Beside him, Mace sucked in a breath and blurted, “We want to recruit you, Dillon. For the Shades.”
“You what?” Dillon exclaimed in stunned disbelief.
“We want you to work with us as a hunter,” Mason answered evenly. “To learn our lore, the skills we possess in battling darkness.”
Dillon snorted. “I think I’ve gotten pretty good at battling darkness, which is why I’m not cut out for your trade.”
Nah, it wasn’t too likely any of the Angel family’s books came in Braille. Not that Dillon would be able to make much out of them anyway. Despite the months he’d spent in therapy at Bethesda Naval, he remained a moron when it came to reading with his fingertips. “I can’t read for shit, man. And can’t sight a rifle, either. So I’m not really sure why your unit would want a broke dick like me.”
Mason sighed. “Jesus H., I asked you here for a reason, man. I need you. We all need you right now.”
Nobody needed a blind man. His girlfriend of two years had dumped him early and fast; he’d barely been out of the hospital when she’d pulled that maneuver. Something about his having “changed” during his two long deployments in Iraq.

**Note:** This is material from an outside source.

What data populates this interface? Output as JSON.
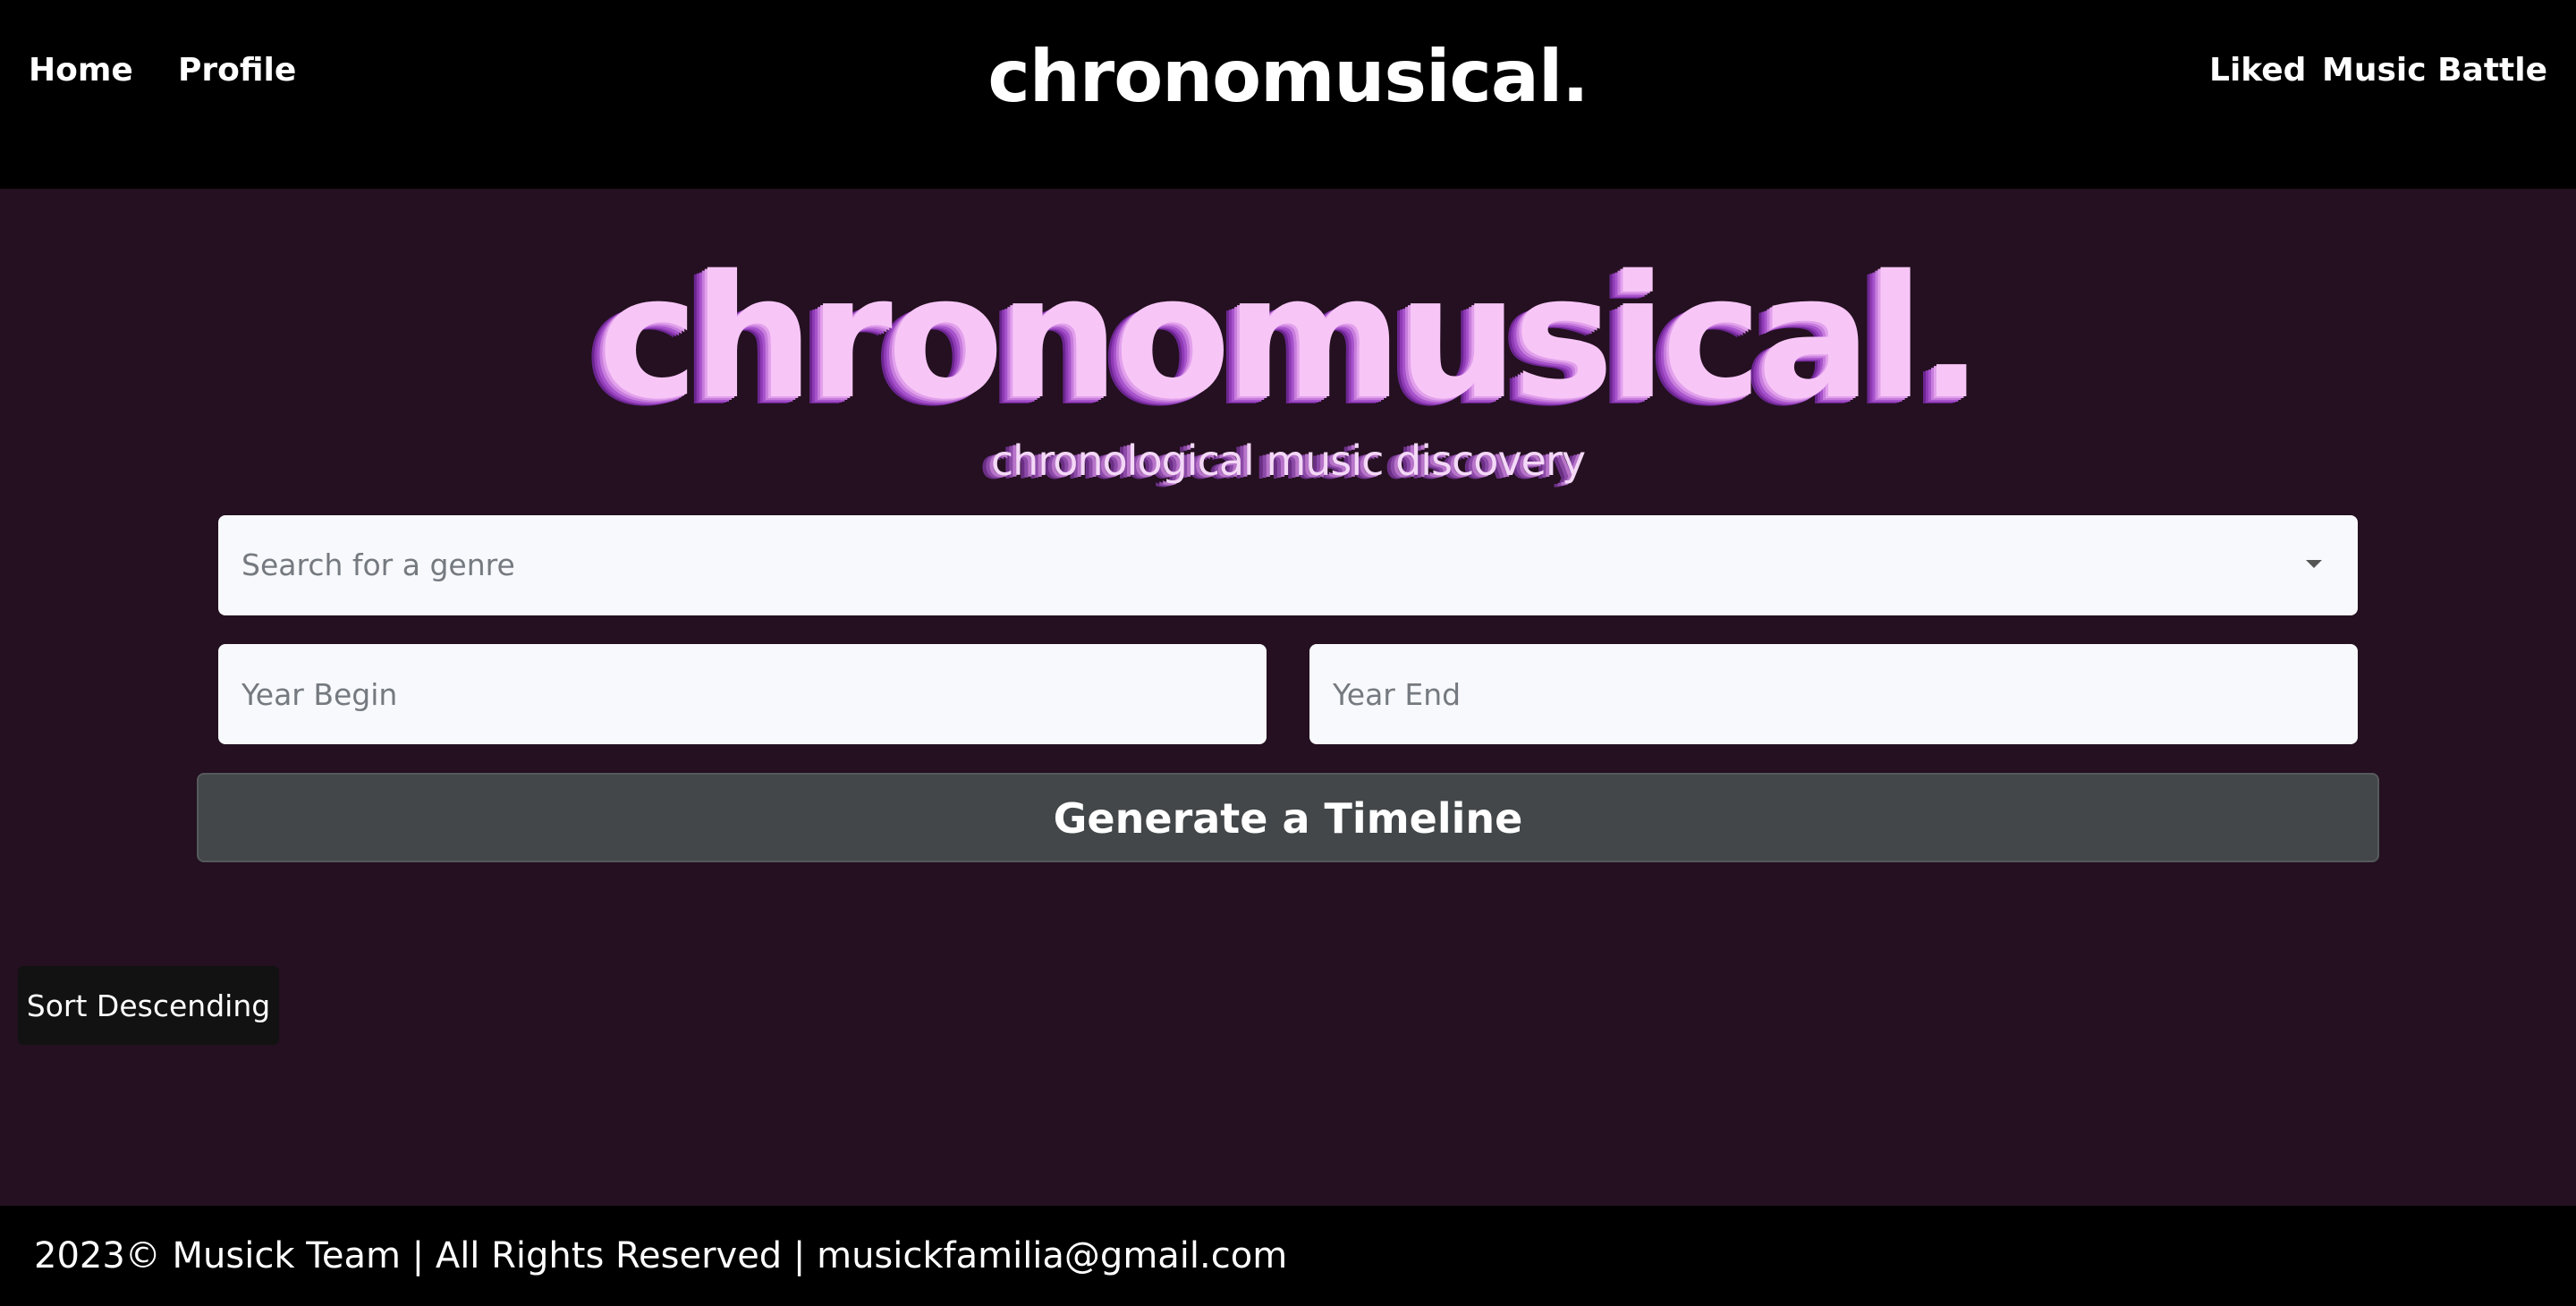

Yeah, right. No doubt her dump-and-cover routine was really about his fumbling awkwardness the first time they’d made love after he got out of the hospital. That, and his intense self-consciousness about his disability and his periodic memory-loss issues. The main point was she sure as hell didn’t waste any time beating tracks out of his life.

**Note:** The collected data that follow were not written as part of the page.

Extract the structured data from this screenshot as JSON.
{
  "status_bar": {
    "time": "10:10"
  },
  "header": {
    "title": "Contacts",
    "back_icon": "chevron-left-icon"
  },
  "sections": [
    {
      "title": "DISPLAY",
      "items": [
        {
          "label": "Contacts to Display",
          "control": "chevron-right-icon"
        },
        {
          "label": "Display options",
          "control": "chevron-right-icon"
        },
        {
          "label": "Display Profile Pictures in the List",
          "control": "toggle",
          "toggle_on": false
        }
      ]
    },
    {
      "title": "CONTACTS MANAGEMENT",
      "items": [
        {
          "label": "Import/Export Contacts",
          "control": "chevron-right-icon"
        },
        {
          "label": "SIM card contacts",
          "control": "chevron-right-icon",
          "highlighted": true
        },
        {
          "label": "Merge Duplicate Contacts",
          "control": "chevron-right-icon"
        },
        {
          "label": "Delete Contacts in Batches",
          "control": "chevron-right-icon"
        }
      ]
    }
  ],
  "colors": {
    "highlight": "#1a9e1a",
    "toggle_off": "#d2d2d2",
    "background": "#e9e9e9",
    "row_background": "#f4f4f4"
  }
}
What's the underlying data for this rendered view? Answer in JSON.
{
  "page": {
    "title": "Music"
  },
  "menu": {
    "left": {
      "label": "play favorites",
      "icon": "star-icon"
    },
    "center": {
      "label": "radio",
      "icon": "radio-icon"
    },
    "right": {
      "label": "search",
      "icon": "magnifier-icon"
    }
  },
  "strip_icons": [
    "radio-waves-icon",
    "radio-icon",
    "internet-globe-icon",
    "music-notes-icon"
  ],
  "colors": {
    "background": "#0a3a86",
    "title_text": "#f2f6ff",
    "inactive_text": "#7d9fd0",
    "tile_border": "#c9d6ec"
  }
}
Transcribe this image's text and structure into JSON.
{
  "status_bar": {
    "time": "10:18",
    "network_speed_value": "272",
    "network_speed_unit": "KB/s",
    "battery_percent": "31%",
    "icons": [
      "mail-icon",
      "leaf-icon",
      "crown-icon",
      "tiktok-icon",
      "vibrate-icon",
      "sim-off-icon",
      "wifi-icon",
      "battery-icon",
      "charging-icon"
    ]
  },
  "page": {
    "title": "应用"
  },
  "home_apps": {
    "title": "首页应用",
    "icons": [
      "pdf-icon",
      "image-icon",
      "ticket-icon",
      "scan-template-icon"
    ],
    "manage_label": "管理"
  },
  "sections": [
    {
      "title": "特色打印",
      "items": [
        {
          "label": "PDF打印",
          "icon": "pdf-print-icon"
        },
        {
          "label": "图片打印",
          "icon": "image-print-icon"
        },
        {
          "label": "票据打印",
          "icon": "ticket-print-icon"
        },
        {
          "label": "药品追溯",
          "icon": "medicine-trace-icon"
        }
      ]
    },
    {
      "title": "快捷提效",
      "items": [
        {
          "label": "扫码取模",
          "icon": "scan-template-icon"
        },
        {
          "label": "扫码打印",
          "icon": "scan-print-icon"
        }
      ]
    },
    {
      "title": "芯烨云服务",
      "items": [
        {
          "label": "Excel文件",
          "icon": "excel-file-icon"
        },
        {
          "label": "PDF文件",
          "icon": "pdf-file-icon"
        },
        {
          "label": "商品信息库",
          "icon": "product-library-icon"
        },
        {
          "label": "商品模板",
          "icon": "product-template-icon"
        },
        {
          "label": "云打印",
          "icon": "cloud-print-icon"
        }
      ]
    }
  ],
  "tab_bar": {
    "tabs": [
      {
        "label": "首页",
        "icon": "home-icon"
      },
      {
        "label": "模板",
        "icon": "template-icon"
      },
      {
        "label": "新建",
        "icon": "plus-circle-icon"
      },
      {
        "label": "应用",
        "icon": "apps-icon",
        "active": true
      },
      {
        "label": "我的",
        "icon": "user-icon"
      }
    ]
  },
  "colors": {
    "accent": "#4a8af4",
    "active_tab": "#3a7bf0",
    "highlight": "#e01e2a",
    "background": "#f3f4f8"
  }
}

As for his beloved Marines, well…they’d given him a Purple Heart and an honorable discharge, along with his one hundred percent disability. Sayonara, Gunny Fox.
So much for brotherhood, right?
“Brotherhood,” Dillon muttered under his breath, blinking at the darkness.

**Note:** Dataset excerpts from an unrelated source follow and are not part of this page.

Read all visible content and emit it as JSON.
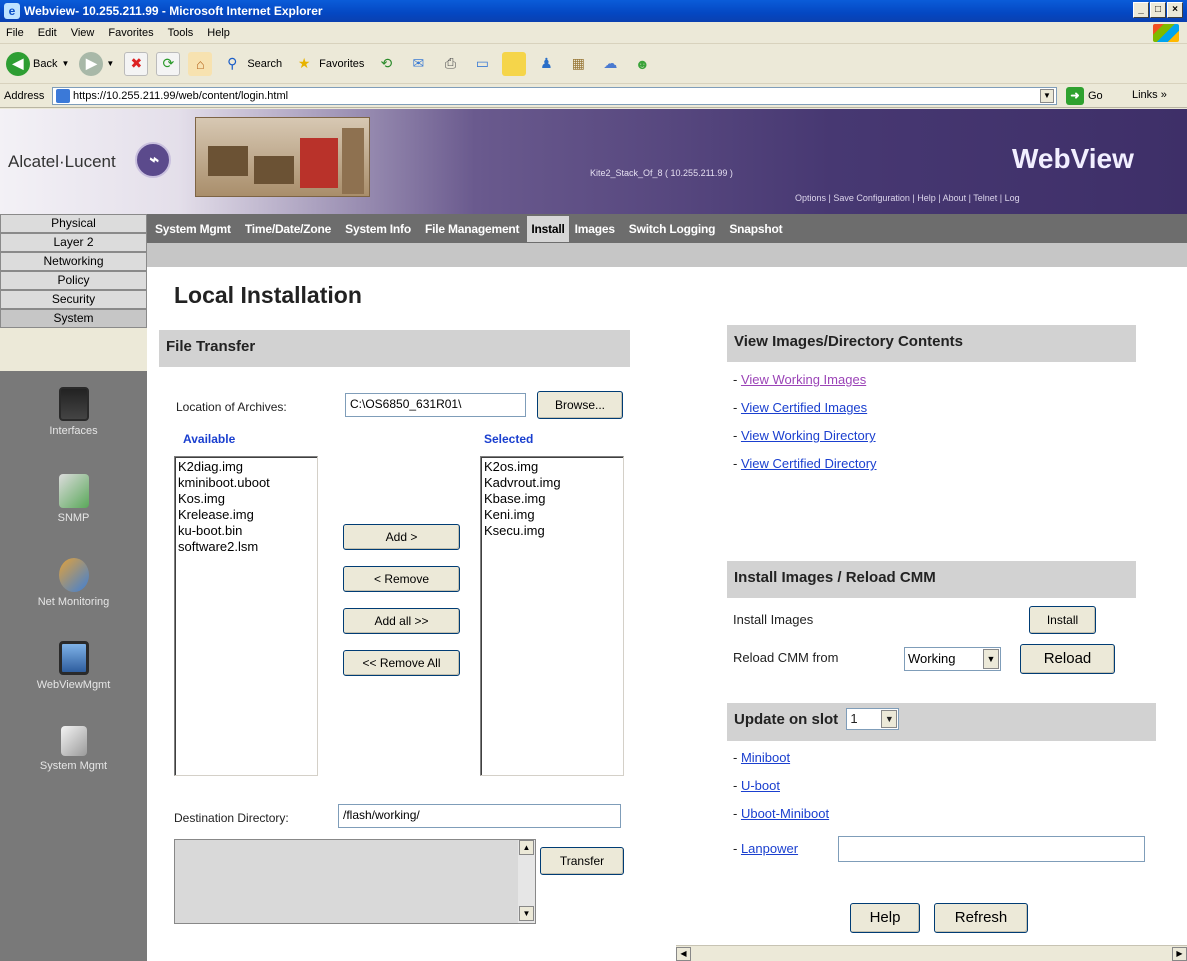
{
  "window": {
    "title": "Webview- 10.255.211.99 - Microsoft Internet Explorer",
    "controls": [
      "_",
      "□",
      "×"
    ]
  },
  "menu": [
    "File",
    "Edit",
    "View",
    "Favorites",
    "Tools",
    "Help"
  ],
  "toolbar": {
    "back": "Back",
    "search": "Search",
    "favorites": "Favorites"
  },
  "address": {
    "label": "Address",
    "url": "https://10.255.211.99/web/content/login.html",
    "go": "Go",
    "links": "Links »"
  },
  "header": {
    "brand": "Alcatel·Lucent",
    "host": "Kite2_Stack_Of_8  ( 10.255.211.99 )",
    "app_title": "WebView",
    "links": "Options  |  Save Configuration  | Help | About | Telnet | Log"
  },
  "left_tabs": [
    "Physical",
    "Layer 2",
    "Networking",
    "Policy",
    "Security",
    "System"
  ],
  "left_nav": [
    "Interfaces",
    "SNMP",
    "Net Monitoring",
    "WebViewMgmt",
    "System Mgmt"
  ],
  "top_tabs": [
    "System Mgmt",
    "Time/Date/Zone",
    "System Info",
    "File Management",
    "Install",
    "Images",
    "Switch Logging",
    "Snapshot"
  ],
  "page_title": "Local Installation",
  "file_transfer": {
    "heading": "File Transfer",
    "location_label": "Location of Archives:",
    "location_value": "C:\\OS6850_631R01\\",
    "browse": "Browse...",
    "available_label": "Available",
    "selected_label": "Selected",
    "available": [
      "K2diag.img",
      "kminiboot.uboot",
      "Kos.img",
      "Krelease.img",
      "ku-boot.bin",
      "software2.lsm"
    ],
    "selected": [
      "K2os.img",
      "Kadvrout.img",
      "Kbase.img",
      "Keni.img",
      "Ksecu.img"
    ],
    "add": "Add >",
    "remove": "< Remove",
    "add_all": "Add all >>",
    "remove_all": "<< Remove All",
    "dest_label": "Destination Directory:",
    "dest_value": "/flash/working/",
    "transfer": "Transfer"
  },
  "view_images": {
    "heading": "View Images/Directory Contents",
    "links": [
      "View Working Images",
      "View Certified Images",
      "View Working Directory",
      "View Certified Directory"
    ]
  },
  "install_reload": {
    "heading": "Install Images / Reload CMM",
    "install_label": "Install Images",
    "install_btn": "Install",
    "reload_label": "Reload CMM from",
    "reload_value": "Working",
    "reload_btn": "Reload"
  },
  "update_slot": {
    "heading": "Update on slot",
    "slot_value": "1",
    "links": [
      "Miniboot",
      "U-boot",
      "Uboot-Miniboot",
      "Lanpower"
    ],
    "lanpower_value": ""
  },
  "footer": {
    "help": "Help",
    "refresh": "Refresh"
  }
}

Mason made an exasperated sound low in his throat. “Damn it, Dill Weed, you’re such a jackass, you know that?”
Dillon tilted his chin upward defiantly. “I don’t wanna be anybody’s pity fuck.”
“Fuck you, too. You’re not even my type.” Mace
said that last bit a lot more quietly, clearing his throat after making the remark.
Awkward.
Dillon’s face heated. He’d said too much. Mace had dealt with his own loss in the past year, but that was another story altogether, one they’d agreed never to discuss—in that nonverbal, silent avoidance way that fellow warriors were only too good at. Their comrade Kelly O’Connell’s death over in Iraq had led to Mace’s own discharge from the Corps, only two months after Dillon was nearly blasted off that fucking Iraqi rooftop. But Dillon was well aware that he’d been lucky; they’d lost two fellow Marines in the same attack. Although when you got right down to it, luck didn’t have anything to do with it. He’d been spared, period. Dillon couldn’t help feeling guilty, wondering why he’d been tapped to survive when better men, ones with kids and wives and lives back home, had died. That feeling hounded him, locked on his guts like a missile.
Dillon rubbed a palm over his short hair, thinking. Maybe they were serious about needing him. It couldn’t hurt to at least learn a little more, right? And it wasn’t like he’d found anything to apply himself to, not since his discharge.
Mason must’ve seen Dillon’s expression change, become more receptive, because he plunged ahead. “I’m not blowing sunshine up your skirt, Dill. We really need your help.” His tone was serious, a little intense and urgent.